Metadata-Version: 2.4
Name: domain-collector
Version: 0.1.1
Summary: Collect domains with ease
Author-email: "Maxim (neiromaster) Gavrilenko" <parrysh@mail.ru>
License-File: LICENSE
Requires-Python: >=3.13
Requires-Dist: playwright>=1.49.1
Description-Content-Type: text/markdown

# Domain Collector

This script allows you to extract unique domains visited when browsing a given URL in a browser. It uses Playwright to open a browser, allows user interaction, and then saves the visited domains to a file.

- [Русская документация](docs/README_ru.md)

## Features

-   Opens a URL in a browser.
-   Allows user interaction with the browser.
-   Extracts all unique domains visited during the browsing session.
-   Saves the list of unique domains to a text file.

## Usage

To use the script, you need to have `uv` installed.

1.  **Install uv:**

    Follow the instructions for your system at: https://docs.astral.sh/uv/getting-started/installation/
    
2.  **Install Playwright and Chromium:**

    ```bash
    uvx playwright install chromium
    ```

3.  **Run the script:**
    
    ```bash
    uvx domain-collector <URL>
    ```

    Replace `<URL>` with the URL you want to open in the browser. For example:

    ```bash
    uvx domain-collector https://ya.ru
    ```

    You can also provide a URL without the scheme (e.g., `ya.ru`), and the script will automatically add `https://`.
 
4.  **Interact with the browser:**

    The script will open a browser window. You can interact with the page as you normally would.

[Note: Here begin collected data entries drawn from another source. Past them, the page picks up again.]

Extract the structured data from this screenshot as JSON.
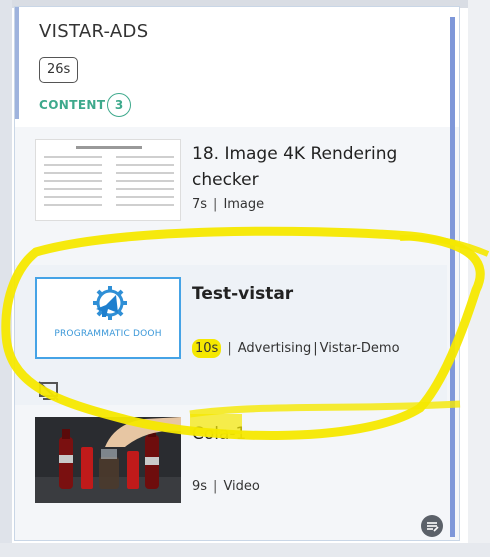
{
  "header": {
    "title": "VISTAR-ADS",
    "duration": "26s",
    "content_label": "CONTENT",
    "content_count": "3"
  },
  "items": [
    {
      "title": "18. Image 4K Rendering checker",
      "duration": "7s",
      "type": "Image",
      "thumbnail_icon": "document-preview-icon"
    },
    {
      "title": "Test-vistar",
      "duration": "10s",
      "type": "Advertising",
      "source": "Vistar-Demo",
      "thumbnail_text": "PROGRAMMATIC DOOH",
      "thumbnail_icon": "megaphone-gear-icon",
      "status_icon": "screen-off-icon"
    },
    {
      "title": "Cola-1",
      "duration": "9s",
      "type": "Video",
      "thumbnail_icon": "cola-bottles-photo"
    }
  ],
  "colors": {
    "accent_green": "#3ea98c",
    "accent_blue": "#45a3e6",
    "highlight_yellow": "#f5e800"
  },
  "fab_icon": "notes-icon"
}
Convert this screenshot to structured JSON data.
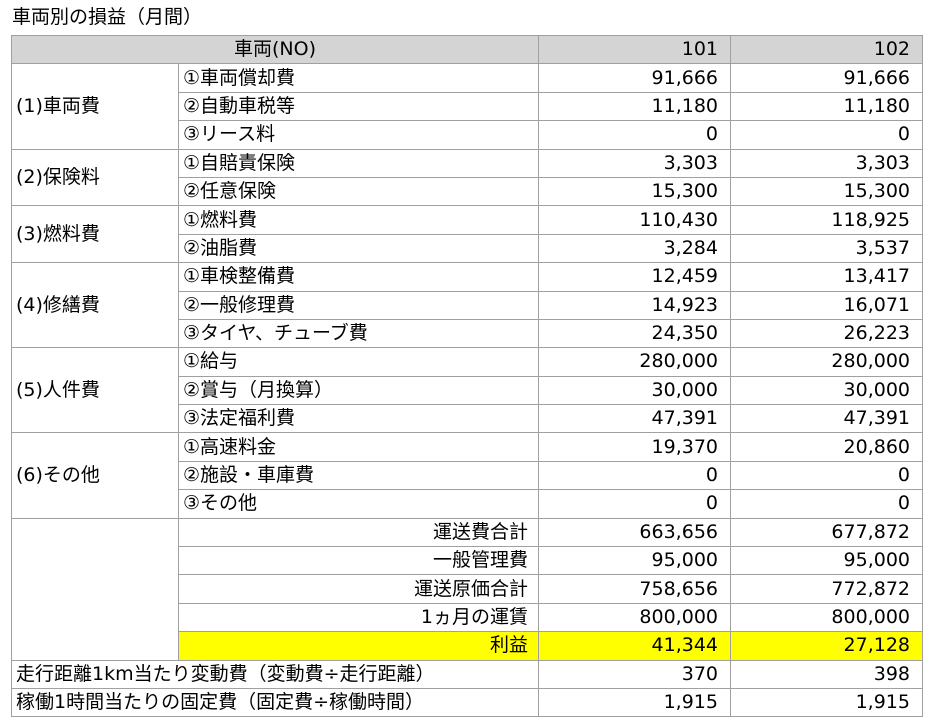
{
  "title": "車両別の損益（月間）",
  "header": {
    "label": "車両(NO)",
    "vehicles": [
      "101",
      "102"
    ]
  },
  "groups": [
    {
      "name": "(1)車両費",
      "items": [
        {
          "label": "①車両償却費",
          "values": [
            "91,666",
            "91,666"
          ]
        },
        {
          "label": "②自動車税等",
          "values": [
            "11,180",
            "11,180"
          ]
        },
        {
          "label": "③リース料",
          "values": [
            "0",
            "0"
          ]
        }
      ]
    },
    {
      "name": "(2)保険料",
      "items": [
        {
          "label": "①自賠責保険",
          "values": [
            "3,303",
            "3,303"
          ]
        },
        {
          "label": "②任意保険",
          "values": [
            "15,300",
            "15,300"
          ]
        }
      ]
    },
    {
      "name": "(3)燃料費",
      "items": [
        {
          "label": "①燃料費",
          "values": [
            "110,430",
            "118,925"
          ]
        },
        {
          "label": "②油脂費",
          "values": [
            "3,284",
            "3,537"
          ]
        }
      ]
    },
    {
      "name": "(4)修繕費",
      "items": [
        {
          "label": "①車検整備費",
          "values": [
            "12,459",
            "13,417"
          ]
        },
        {
          "label": "②一般修理費",
          "values": [
            "14,923",
            "16,071"
          ]
        },
        {
          "label": "③タイヤ、チューブ費",
          "values": [
            "24,350",
            "26,223"
          ]
        }
      ]
    },
    {
      "name": "(5)人件費",
      "items": [
        {
          "label": "①給与",
          "values": [
            "280,000",
            "280,000"
          ]
        },
        {
          "label": "②賞与（月換算）",
          "values": [
            "30,000",
            "30,000"
          ]
        },
        {
          "label": "③法定福利費",
          "values": [
            "47,391",
            "47,391"
          ]
        }
      ]
    },
    {
      "name": "(6)その他",
      "items": [
        {
          "label": "①高速料金",
          "values": [
            "19,370",
            "20,860"
          ]
        },
        {
          "label": "②施設・車庫費",
          "values": [
            "0",
            "0"
          ]
        },
        {
          "label": "③その他",
          "values": [
            "0",
            "0"
          ]
        }
      ]
    }
  ],
  "summary": [
    {
      "label": "運送費合計",
      "values": [
        "663,656",
        "677,872"
      ],
      "highlight": false
    },
    {
      "label": "一般管理費",
      "values": [
        "95,000",
        "95,000"
      ],
      "highlight": false
    },
    {
      "label": "運送原価合計",
      "values": [
        "758,656",
        "772,872"
      ],
      "highlight": false
    },
    {
      "label": "1ヵ月の運賃",
      "values": [
        "800,000",
        "800,000"
      ],
      "highlight": false
    },
    {
      "label": "利益",
      "values": [
        "41,344",
        "27,128"
      ],
      "highlight": true
    }
  ],
  "footer": [
    {
      "label": "走行距離1km当たり変動費（変動費÷走行距離）",
      "values": [
        "370",
        "398"
      ]
    },
    {
      "label": "稼働1時間当たりの固定費（固定費÷稼働時間）",
      "values": [
        "1,915",
        "1,915"
      ]
    }
  ],
  "colors": {
    "header_bg": "#d4d4d4",
    "highlight_bg": "#ffff00",
    "border": "#a0a0a0"
  }
}
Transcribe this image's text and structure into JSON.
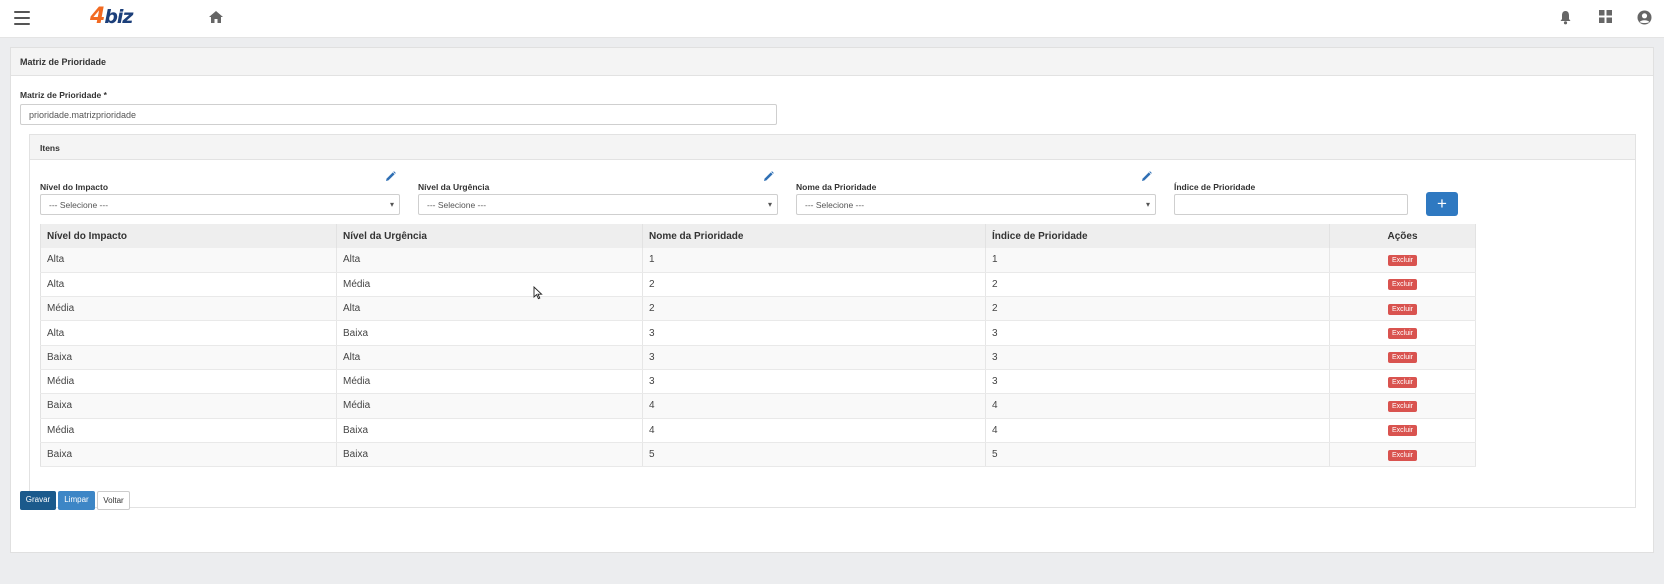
{
  "brand": {
    "logo_four": "4",
    "logo_biz": "biz",
    "color_orange": "#f26a21",
    "color_navy": "#1c3f7a"
  },
  "topbar": {
    "icons": [
      "hamburger-menu-icon",
      "home-icon",
      "bell-icon",
      "apps-grid-icon",
      "user-avatar-icon"
    ]
  },
  "page": {
    "title": "Matriz de Prioridade",
    "field_label": "Matriz de Prioridade *",
    "field_value": "prioridade.matrizprioridade"
  },
  "items": {
    "title": "Itens",
    "filters": {
      "impacto_label": "Nível do Impacto",
      "urgencia_label": "Nível da Urgência",
      "prioridade_label": "Nome da Prioridade",
      "indice_label": "Índice de Prioridade",
      "select_placeholder": "--- Selecione ---",
      "indice_value": "",
      "add_label": "+"
    },
    "columns": [
      "Nível do Impacto",
      "Nível da Urgência",
      "Nome da Prioridade",
      "Índice de Prioridade",
      "Ações"
    ],
    "delete_label": "Excluir",
    "rows": [
      [
        "Alta",
        "Alta",
        "1",
        "1"
      ],
      [
        "Alta",
        "Média",
        "2",
        "2"
      ],
      [
        "Média",
        "Alta",
        "2",
        "2"
      ],
      [
        "Alta",
        "Baixa",
        "3",
        "3"
      ],
      [
        "Baixa",
        "Alta",
        "3",
        "3"
      ],
      [
        "Média",
        "Média",
        "3",
        "3"
      ],
      [
        "Baixa",
        "Média",
        "4",
        "4"
      ],
      [
        "Média",
        "Baixa",
        "4",
        "4"
      ],
      [
        "Baixa",
        "Baixa",
        "5",
        "5"
      ]
    ]
  },
  "actions": {
    "gravar": "Gravar",
    "limpar": "Limpar",
    "voltar": "Voltar"
  },
  "colors": {
    "primary": "#2f79c1",
    "danger": "#d9534f",
    "dark_primary": "#1b5a8c"
  }
}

5.  **Close the browser:**

    After you are done browsing, press `Enter` in the terminal to close the browser and save the domains.

6.  **Output:**

    The script will save the unique domains to a file named `<domain>_domains.txt` (e.g., `ya_ru_domains.txt`) in the same directory where you ran the script. If the file already exists, new domains will be added to the existing list, avoiding duplicates.

## Example

```bash
uvx domain-collector https://www.wikipedia.org
```

This will open the Wikipedia homepage in a browser. After you interact with the page and close the browser, the script will save the visited domains to a file named `wikipedia_org_domains.txt`.

## Cleanup

To remove all artifacts, you can use the following commands:

```bash
uvx playwright uninstall --all
uv cache clean # Use with caution, this will remove all uv cache
```

## Dependencies

-   Python 3.7+
-   Playwright
-   argparse

## License

This project is licensed under the MIT License - see the [LICENSE](LICENSE) file for details.